What is a good gross profit?

What’s considered a good gross profit typically varies depending on factors like company size and industry. Most businesses calculate their gross profit margin to get a better sense of their business performance. Your gross profit margin calculates the percentage of revenue that is profit, and it is helpful when comparing to other businesses in the industry.

To calculate your gross profit margin, divide your gross profit by your total revenue and multiply it by 100. For the doughnut shop example above, the gross profit margin formula would look like this:

[$79,225] ÷ [$209,060] X 100 = 37.89
[Gross Profit] ÷ [Total Revenue] X 100 = [Gross Profit Margin]

The doughnut shop’s gross profit margin would be 38%. In some industries, anything above 20% is good, but in high-end industries like fine jewelry, a good gross profit margin may be above 50%. Larger companies also tend to have higher profit margin expectations than small businesses do.
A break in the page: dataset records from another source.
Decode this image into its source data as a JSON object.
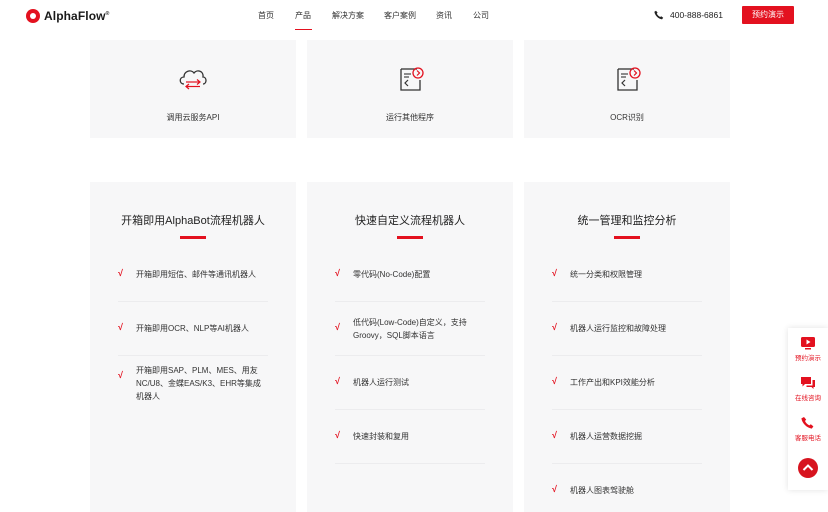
{
  "header": {
    "logo_text": "AlphaFlow",
    "logo_mark": "®",
    "nav": [
      "首页",
      "产品",
      "解决方案",
      "客户案例",
      "资讯",
      "公司"
    ],
    "active_nav": "产品",
    "phone": "400-888-6861",
    "demo_button": "预约演示"
  },
  "tiles": [
    {
      "label": "调用云服务API",
      "icon": "cloud-sync-icon"
    },
    {
      "label": "运行其他程序",
      "icon": "code-window-icon"
    },
    {
      "label": "OCR识别",
      "icon": "ocr-window-icon"
    }
  ],
  "columns": [
    {
      "title": "开箱即用AlphaBot流程机器人",
      "items": [
        "开箱即用短信、邮件等通讯机器人",
        "开箱即用OCR、NLP等AI机器人",
        "开箱即用SAP、PLM、MES、用友NC/U8、金蝶EAS/K3、EHR等集成机器人"
      ]
    },
    {
      "title": "快速自定义流程机器人",
      "items": [
        "零代码(No-Code)配置",
        "低代码(Low-Code)自定义，支持Groovy，SQL脚本语言",
        "机器人运行测试",
        "快速封装和复用"
      ]
    },
    {
      "title": "统一管理和监控分析",
      "items": [
        "统一分类和权限管理",
        "机器人运行监控和故障处理",
        "工作产出和KPI效能分析",
        "机器人运营数据挖掘",
        "机器人图表驾驶舱"
      ]
    }
  ],
  "check_glyph": "√",
  "side": {
    "items": [
      "预约演示",
      "在线咨询",
      "客服电话"
    ],
    "to_top_icon": "arrow-up-icon"
  },
  "colors": {
    "accent": "#e3111f",
    "tile_bg": "#f7f7f8"
  }
}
Gross profit vs. gross profit margin

Although similar in name, gross profit and gross profit margin are not the same and should not be used interchangeably. Gross profit represents a fixed currency amount, while the profit margin is identified as a percentage or ratio.

The bottom line

Your gross profit should help inform important decisions in your business and may be key to its success. When you understand which goods are most profitable, which services are straining your earnings and how your business is performing, you’ll be more empowered to make strategic decisions to grow your business, weather hard times or develop a plan to improve performance.